Yesterday, wives, children, friends and colleagues of Lieutenant Colonel Abu Ali and six other Nigerian Army troops killed in a fight against Islamist terrorist group, Boko Haram, displayed tearful emotions as the remains of the gallant soldiers were lowered into graves at the National Military Cemetery along Airport Road in Abuja.
Some of the officers and civilians at the moving burial, which was anchored by the Nigerian military, said the loss of the Colonel Ali and six other officers was a devastating blow that could affect the morale of soldiers involved in the offensive against the Islamist terror group.
Gun salutes resounded at yesterday’s burial of the felled officers, an event that was also marked by a ceremonial parade and attended by service chiefs of the Nigerian Armed Forces.
The seven officers were killed last week in an ambush by Boko Haram terrorists in Borno State. Lieutenant Colonel Muhammad Abu Ali was commander of the 272 Special Task Force Tanks Battalion. The other slain soldiers were Staff Corporal Simon Chukwu, Private Salishu Lawal, Able Seaman Patrick Paul, Sergeant Muazu Ibrahim, Sergeant Husseini Jafaru, and Sergeant Okon Bassey.
The military’s profound sense of loss was reflected in a speech read by Chief of Army Staff (CoAS), Lieutenant General Tukur Buratai. In a grief-stricken voice, General Buratai described the fallen soldiers as gallant, brave, dependable and loyal. He noted that Lieutenant Colonel Abu Ali led the gallant troops who recaptured and liberated many communities that had been seized by the Islamist insurgents. The recaptured towns included Doronaira, Kagarwa, Ärrege, Gamboru Ngala, Yale, Yemteke, Monguno, Bama, Gwoza, Banki Junction, Baga and New Marge.
A top officer at military headquarters in Abuja told our correspondent that Colonel Ali’s tactical expertise and brave exploits inspired soldiers deployed in the fight against Boko Haram. “His death may affect the momentum of the fight,” the officer said.
At the burial ceremony, several civilians from the violence-torn Borno State also expressed apprehension that the recent ambush that claimed the lives of Colonel Ali and others might prove costly in the fight to expel Boko Haram in the state and throughout the northeast.
“Even though we are civilians, we knew that Lieutenant Colonel Ali was fearless in dealing with Boko Haram,” said Yakubu Sani who hails from Gamboru in Borno State. “We are now worried whether the officers who replace Lieutenant Colonel Ali can live up to his fearless record,” he added.

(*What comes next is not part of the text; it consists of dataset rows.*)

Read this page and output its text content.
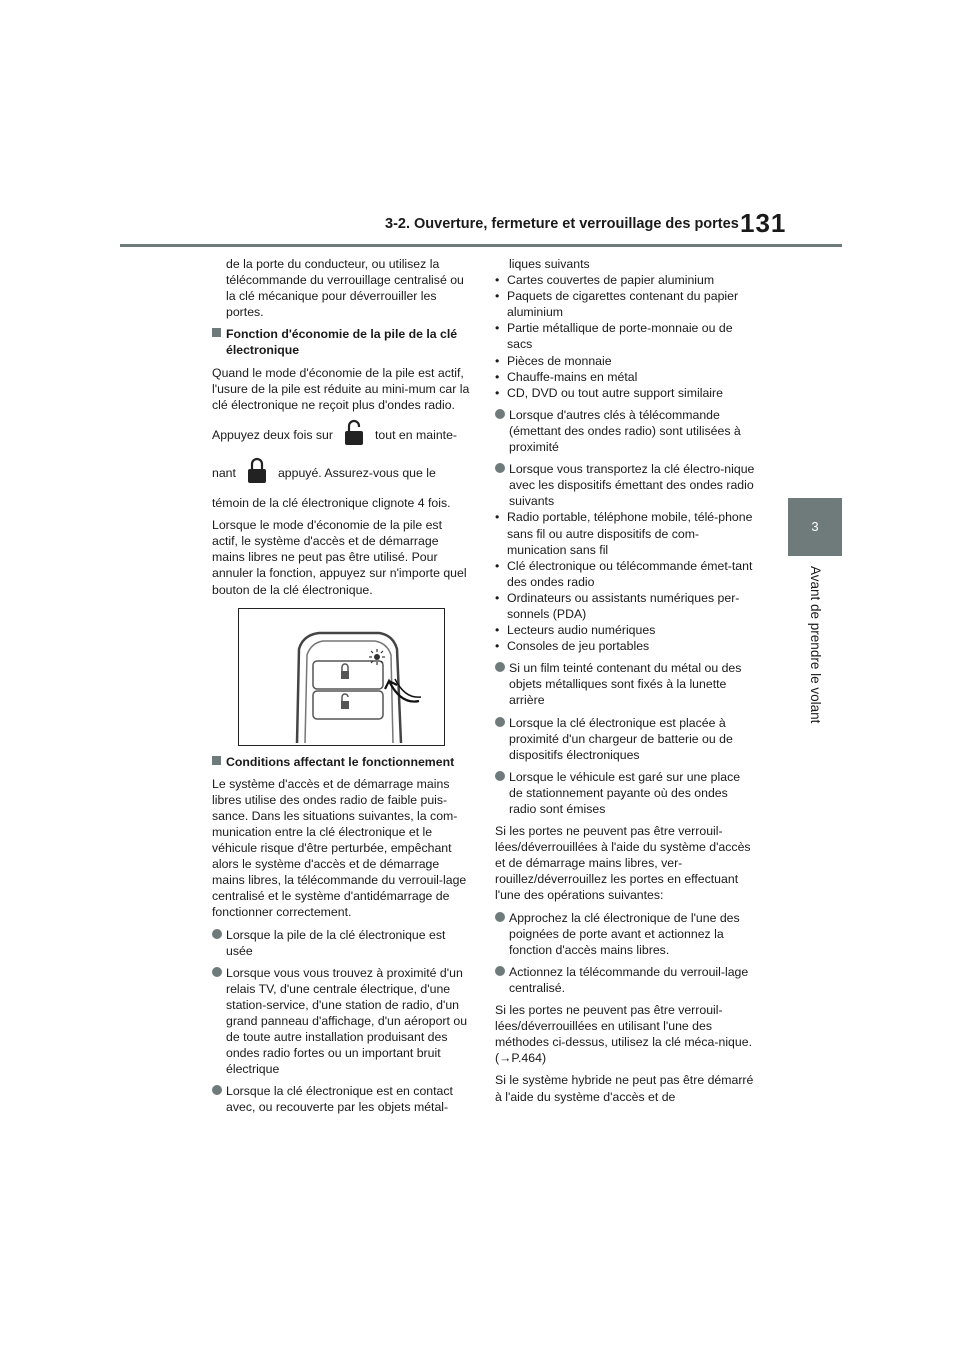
3-2. Ouverture, fermeture et verrouillage des portes 131
3
Avant de prendre le volant

de la porte du conducteur, ou utilisez la télécommande du verrouillage centralisé ou la clé mécanique pour déverrouiller les portes.

Fonction d'économie de la pile de la clé électronique

Quand le mode d'économie de la pile est actif, l'usure de la pile est réduite au mini-mum car la clé électronique ne reçoit plus d'ondes radio.

Appuyez deux fois sur	tout en mainte-
nant	appuyé. Assurez-vous que le

témoin de la clé électronique clignote 4 fois.

Lorsque le mode d'économie de la pile est actif, le système d'accès et de démarrage mains libres ne peut pas être utilisé. Pour annuler la fonction, appuyez sur n'importe quel bouton de la clé électronique.

Conditions affectant le fonctionnement

Le système d'accès et de démarrage mains libres utilise des ondes radio de faible puis-sance. Dans les situations suivantes, la com-munication entre la clé électronique et le véhicule risque d'être perturbée, empêchant alors le système d'accès et de démarrage mains libres, la télécommande du verrouil-lage centralisé et le système d'antidémarrage de fonctionner correctement.

Lorsque la pile de la clé électronique est usée
Lorsque vous vous trouvez à proximité d'un relais TV, d'une centrale électrique, d'une station-service, d'une station de radio, d'un grand panneau d'affichage, d'un aéroport ou de toute autre installation produisant des ondes radio fortes ou un important bruit électrique
Lorsque la clé électronique est en contact avec, ou recouverte par les objets métal-

liques suivants

• Cartes couvertes de papier aluminium
• Paquets de cigarettes contenant du papier aluminium
• Partie métallique de porte-monnaie ou de sacs
• Pièces de monnaie
• Chauffe-mains en métal
• CD, DVD ou tout autre support similaire
Lorsque d'autres clés à télécommande (émettant des ondes radio) sont utilisées à proximité
Lorsque vous transportez la clé électro-nique avec les dispositifs émettant des ondes radio suivants
• Radio portable, téléphone mobile, télé-phone sans fil ou autre dispositifs de com-munication sans fil
• Clé électronique ou télécommande émet-tant des ondes radio
• Ordinateurs ou assistants numériques per-sonnels (PDA)
• Lecteurs audio numériques
• Consoles de jeu portables
Si un film teinté contenant du métal ou des objets métalliques sont fixés à la lunette arrière
Lorsque la clé électronique est placée à proximité d'un chargeur de batterie ou de dispositifs électroniques
Lorsque le véhicule est garé sur une place de stationnement payante où des ondes radio sont émises

Si les portes ne peuvent pas être verrouil-lées/déverrouillées à l'aide du système d'accès et de démarrage mains libres, ver-rouillez/déverrouillez les portes en effectuant l'une des opérations suivantes:

Approchez la clé électronique de l'une des poignées de porte avant et actionnez la fonction d'accès mains libres.
Actionnez la télécommande du verrouil-lage centralisé.

Si les portes ne peuvent pas être verrouil-lées/déverrouillées en utilisant l'une des méthodes ci-dessus, utilisez la clé méca-nique. (→P.464)

Si le système hybride ne peut pas être démarré à l'aide du système d'accès et de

Another civilian, Garba Usman, expressed similar fears. “My fear is that many soldiers would loss hope with the killing of the brave officer [Lieutenant Colonel Ali], but we are all hoping that they [soldiers] will honor their dead colleagues by fighting to eliminate Boko Haram from every community and Sambisa Forest as well.”
Our source at the military headquarters told our correspondent that, even though Boko Haram struck a blow by killing the seven soldiers, Nigerian troops “will continue in a renewed resolve to drive out Boko Haram from all the locations where they currently organize.”

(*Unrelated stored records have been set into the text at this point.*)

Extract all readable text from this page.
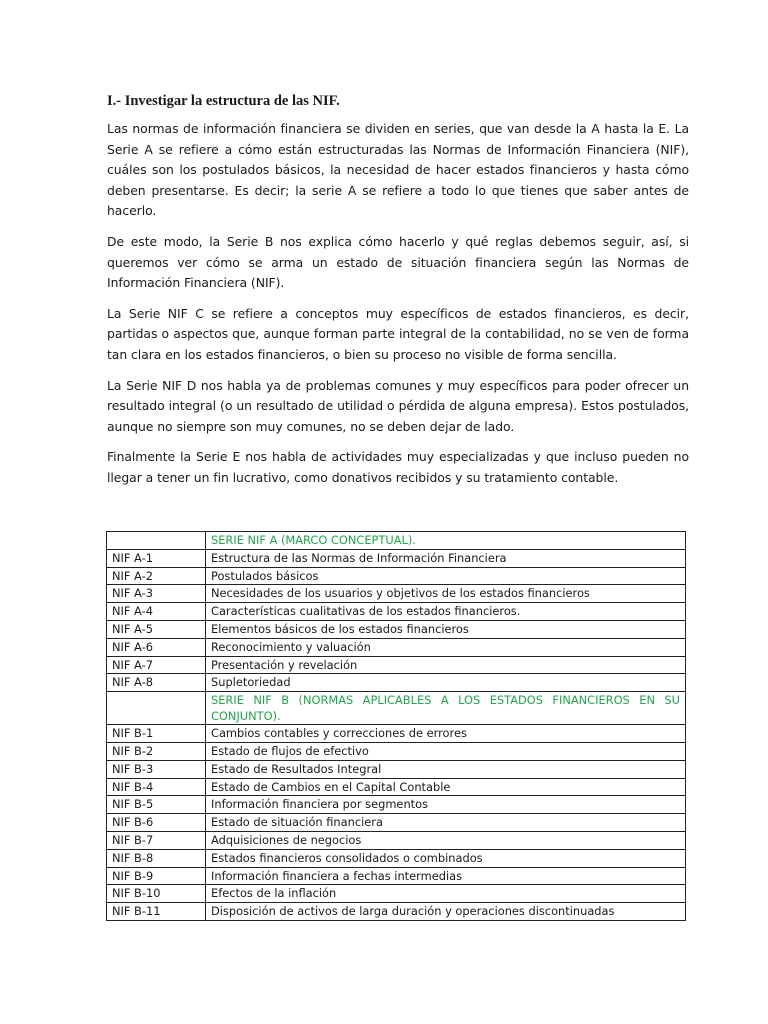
I.- Investigar la estructura de las NIF.

Las normas de información financiera se dividen en series, que van desde la A hasta la E. La Serie A se refiere a cómo están estructuradas las Normas de Información Financiera (NIF), cuáles son los postulados básicos, la necesidad de hacer estados financieros y hasta cómo deben presentarse. Es decir; la serie A se refiere a todo lo que tienes que saber antes de hacerlo.

De este modo, la Serie B nos explica cómo hacerlo y qué reglas debemos seguir, así, si queremos ver cómo se arma un estado de situación financiera según las Normas de Información Financiera (NIF).

La Serie NIF C se refiere a conceptos muy específicos de estados financieros, es decir, partidas o aspectos que, aunque forman parte integral de la contabilidad, no se ven de forma tan clara en los estados financieros, o bien su proceso no visible de forma sencilla.

La Serie NIF D nos habla ya de problemas comunes y muy específicos para poder ofrecer un resultado integral (o un resultado de utilidad o pérdida de alguna empresa). Estos postulados, aunque no siempre son muy comunes, no se deben dejar de lado.

Finalmente la Serie E nos habla de actividades muy especializadas y que incluso pueden no llegar a tener un fin lucrativo, como donativos recibidos y su tratamiento contable.

	SERIE NIF A (MARCO CONCEPTUAL).
NIF A-1	Estructura de las Normas de Información Financiera
NIF A-2	Postulados básicos
NIF A-3	Necesidades de los usuarios y objetivos de los estados financieros
NIF A-4	Características cualitativas de los estados financieros.
NIF A-5	Elementos básicos de los estados financieros
NIF A-6	Reconocimiento y valuación
NIF A-7	Presentación y revelación
NIF A-8	Supletoriedad
	SERIE NIF B (NORMAS APLICABLES A LOS ESTADOS FINANCIEROS EN SU CONJUNTO).
NIF B-1	Cambios contables y correcciones de errores
NIF B-2	Estado de flujos de efectivo
NIF B-3	Estado de Resultados Integral
NIF B-4	Estado de Cambios en el Capital Contable
NIF B-5	Información financiera por segmentos
NIF B-6	Estado de situación financiera
NIF B-7	Adquisiciones de negocios
NIF B-8	Estados financieros consolidados o combinados
NIF B-9	Información financiera a fechas intermedias
NIF B-10	Efectos de la inflación
NIF B-11	Disposición de activos de larga duración y operaciones discontinuadas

Chief of Army Staff Buratai had assured the late officers’ bereaved families of the army’s adequate attention and welfare package.
One sign of the impact of the killing of Colonel Ali and six other soldiers was the fact that President Muhammadu Buhari askedChief of Staff, Abba Kyari, to represent him at the soldiers’ burial. The presidential delegation at the burial also included wife of the President, Aisha Buhari, Minister of Information and Culture, Lai Mohammed, Minister of the Federal Capital Territory, Bello Mohammed, wife of the Senate President, Toyin Saraki, and Governor Kashim Shettima of Borno. Senators Ali Ndume, Dino Melaye and Phillip Aduda also attended the somber event.